As Jim Steyer, founder and CEO of Common Sense Media, pointed out on our Stage X panel on the digital divide along with Digital Promise’s President and CEO Jean-Claude Brizard, FCC Chairwoman Jessica Rosenworcel, and Evan Marwell, founder and CEO of EducationSuperHighway, “This is an edtech conference, not a tech conference. You’re all creating some of the most important edtech tools ever but we also all need to be child advocates.” The ultimate goal of all digital technologies and innovations must be for the purposes of improving student outcomes.
This can only be achieved by centering and leading with the voices and perspectives of the students and communities we hope to impact. The experience of every student matters, but are we listening? What will we do with what we hear from students? With more educators and students represented at the Summit, we saw student perspectives elevated in the discussions, with students themselves speaking on panels, including our very own panel on “Centering and Amplifying Student Voice and Choice.” As Isabel Ortega, junior at the University of California, Los Angeles and former SEE Summit student leader, said, “It was important to me to make sure our stories were told in these spaces. The power that we hold as students and as a community moving forward [is] important so that the future looks different, is student led, and is for the students.”

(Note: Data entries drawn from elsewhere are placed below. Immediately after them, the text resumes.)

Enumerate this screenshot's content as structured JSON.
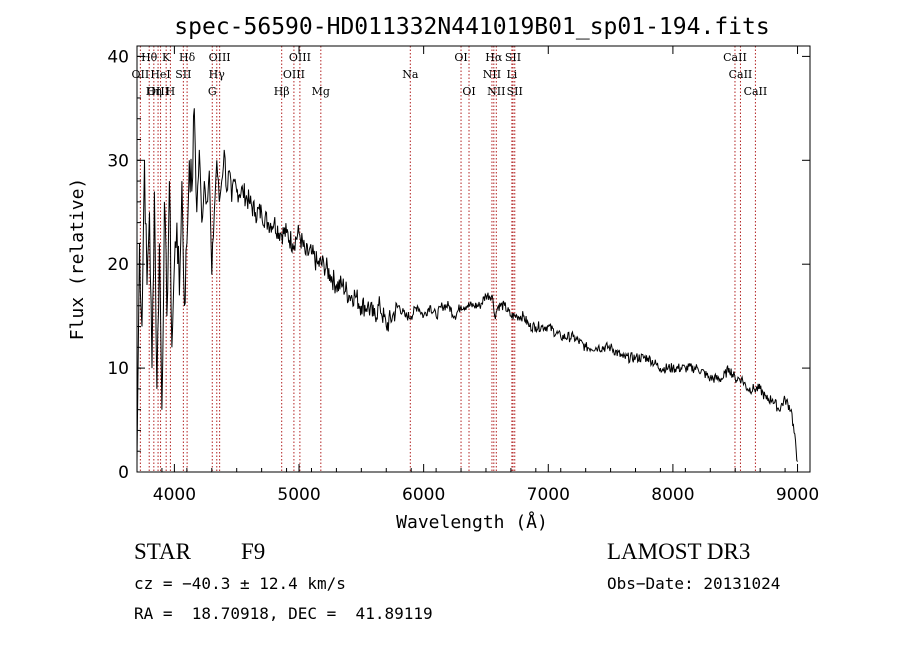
{
  "chart_data": {
    "type": "line",
    "title": "spec-56590-HD011332N441019B01_sp01-194.fits",
    "xlabel": "Wavelength (Å)",
    "ylabel": "Flux (relative)",
    "xlim": [
      3700,
      9100
    ],
    "ylim": [
      0,
      41
    ],
    "xticks": [
      4000,
      5000,
      6000,
      7000,
      8000,
      9000
    ],
    "yticks": [
      0,
      10,
      20,
      30,
      40
    ],
    "series": [
      {
        "name": "flux",
        "x": [
          3700,
          3720,
          3740,
          3760,
          3780,
          3800,
          3820,
          3840,
          3860,
          3880,
          3900,
          3920,
          3940,
          3960,
          3980,
          4000,
          4020,
          4040,
          4060,
          4080,
          4100,
          4120,
          4140,
          4160,
          4180,
          4200,
          4220,
          4240,
          4260,
          4280,
          4300,
          4320,
          4340,
          4360,
          4380,
          4400,
          4420,
          4440,
          4460,
          4480,
          4500,
          4550,
          4600,
          4650,
          4700,
          4750,
          4800,
          4850,
          4900,
          4950,
          5000,
          5050,
          5100,
          5150,
          5200,
          5250,
          5300,
          5350,
          5400,
          5450,
          5500,
          5550,
          5600,
          5650,
          5700,
          5750,
          5800,
          5850,
          5900,
          5950,
          6000,
          6050,
          6100,
          6150,
          6200,
          6250,
          6300,
          6350,
          6400,
          6450,
          6500,
          6550,
          6570,
          6600,
          6650,
          6700,
          6750,
          6800,
          6850,
          6900,
          6950,
          7000,
          7100,
          7200,
          7300,
          7400,
          7500,
          7600,
          7700,
          7800,
          7900,
          8000,
          8100,
          8200,
          8300,
          8400,
          8450,
          8500,
          8550,
          8600,
          8650,
          8700,
          8750,
          8800,
          8850,
          8900,
          8950,
          9000
        ],
        "values": [
          1,
          22,
          14,
          30,
          18,
          25,
          10,
          27,
          8,
          22,
          6,
          26,
          15,
          28,
          12,
          20,
          24,
          17,
          28,
          16,
          22,
          30,
          27,
          35,
          25,
          31,
          24,
          28,
          26,
          29,
          19,
          25,
          30,
          26,
          28,
          31,
          27,
          29,
          26,
          28,
          27,
          27,
          26,
          25,
          25,
          24,
          24,
          23,
          23,
          22,
          23,
          21,
          21,
          20,
          20,
          19,
          18,
          18,
          17,
          17,
          16,
          16,
          15,
          16,
          14,
          15,
          16,
          15,
          15,
          16,
          15,
          16,
          15,
          16,
          16,
          15,
          16,
          16,
          16,
          16,
          17,
          17,
          15,
          16,
          16,
          15,
          15,
          15,
          14,
          14,
          14,
          14,
          13,
          13,
          12,
          12,
          12,
          11,
          11,
          11,
          10,
          10,
          10,
          10,
          9,
          9,
          10,
          9,
          9,
          8,
          8,
          8,
          7,
          7,
          6,
          7,
          6,
          1
        ]
      }
    ],
    "lines": [
      {
        "name": "H-theta",
        "label": "Hθ",
        "x": 3798,
        "row": 0
      },
      {
        "name": "K",
        "label": "K",
        "x": 3934,
        "row": 0
      },
      {
        "name": "H-delta",
        "label": "Hδ",
        "x": 4102,
        "row": 0
      },
      {
        "name": "OIII-4363",
        "label": "OIII",
        "x": 4363,
        "row": 0
      },
      {
        "name": "OIII-5007",
        "label": "OIII",
        "x": 5007,
        "row": 0
      },
      {
        "name": "OI-6300",
        "label": "OI",
        "x": 6300,
        "row": 0
      },
      {
        "name": "H-alpha",
        "label": "Hα",
        "x": 6563,
        "row": 0
      },
      {
        "name": "SII-6717",
        "label": "SII",
        "x": 6717,
        "row": 0
      },
      {
        "name": "CaII-8498",
        "label": "CaII",
        "x": 8498,
        "row": 0
      },
      {
        "name": "OII",
        "label": "OII",
        "x": 3727,
        "row": 1
      },
      {
        "name": "HeI",
        "label": "HeI",
        "x": 3889,
        "row": 1
      },
      {
        "name": "SII-4072",
        "label": "SII",
        "x": 4072,
        "row": 1
      },
      {
        "name": "H-gamma",
        "label": "Hγ",
        "x": 4340,
        "row": 1
      },
      {
        "name": "OIII-4959",
        "label": "OIII",
        "x": 4959,
        "row": 1
      },
      {
        "name": "Na",
        "label": "Na",
        "x": 5893,
        "row": 1
      },
      {
        "name": "NII-6548",
        "label": "NII",
        "x": 6548,
        "row": 1
      },
      {
        "name": "Li",
        "label": "Li",
        "x": 6708,
        "row": 1
      },
      {
        "name": "CaII-8542",
        "label": "CaII",
        "x": 8542,
        "row": 1
      },
      {
        "name": "OIII-3869",
        "label": "OIII",
        "x": 3869,
        "row": 2
      },
      {
        "name": "H-eta",
        "label": "Hη",
        "x": 3835,
        "row": 2
      },
      {
        "name": "H",
        "label": "H",
        "x": 3968,
        "row": 2
      },
      {
        "name": "G",
        "label": "G",
        "x": 4304,
        "row": 2
      },
      {
        "name": "H-beta",
        "label": "Hβ",
        "x": 4861,
        "row": 2
      },
      {
        "name": "Mg",
        "label": "Mg",
        "x": 5175,
        "row": 2
      },
      {
        "name": "OI-6364",
        "label": "OI",
        "x": 6364,
        "row": 2
      },
      {
        "name": "NII-6583",
        "label": "NII",
        "x": 6583,
        "row": 2
      },
      {
        "name": "SII-6731",
        "label": "SII",
        "x": 6731,
        "row": 2
      },
      {
        "name": "CaII-8662",
        "label": "CaII",
        "x": 8662,
        "row": 2
      }
    ]
  },
  "footer": {
    "object_class": "STAR",
    "subclass": "F9",
    "survey": "LAMOST DR3",
    "cz": "cz = −40.3 ± 12.4 km/s",
    "obs_date": "Obs−Date: 20131024",
    "coords": "RA =  18.70918, DEC =  41.89119"
  },
  "colors": {
    "line_marker": "#b22222",
    "spectrum": "#000000"
  }
}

With so many leading minds and experts who gathered over the course of the Summit, there is so much potential to collaborate to design innovations that truly provide learners with equal access to opportunities for success—if only we harness the power correctly. Professor Richard Elmore of the Harvard Graduate School of Education is often quoted as saying that the interaction that matters most in education is the interaction between teacher, student, and a set of instructional materials. Jean-Claude Brizard expands on that thought by reminding us, “In that interaction, I often think of the role of technology, of machines, in enhancing this relationship. That should be the role of edtech: how we bring together an ecosystem of players—technologists, educators, researchers, funders/investors—in facilitating this work, ensuring that machines and their designers continue to learn, researchers and educators continue to inform the process, and students ultimately continue to learn more. This is our collective work.”
As we continue on in the school year and anticipate joining next year’s ASU+GSV Summit, we remain committed to positioning our collective power to influence the latest digital technologies and innovations to benefit each learner.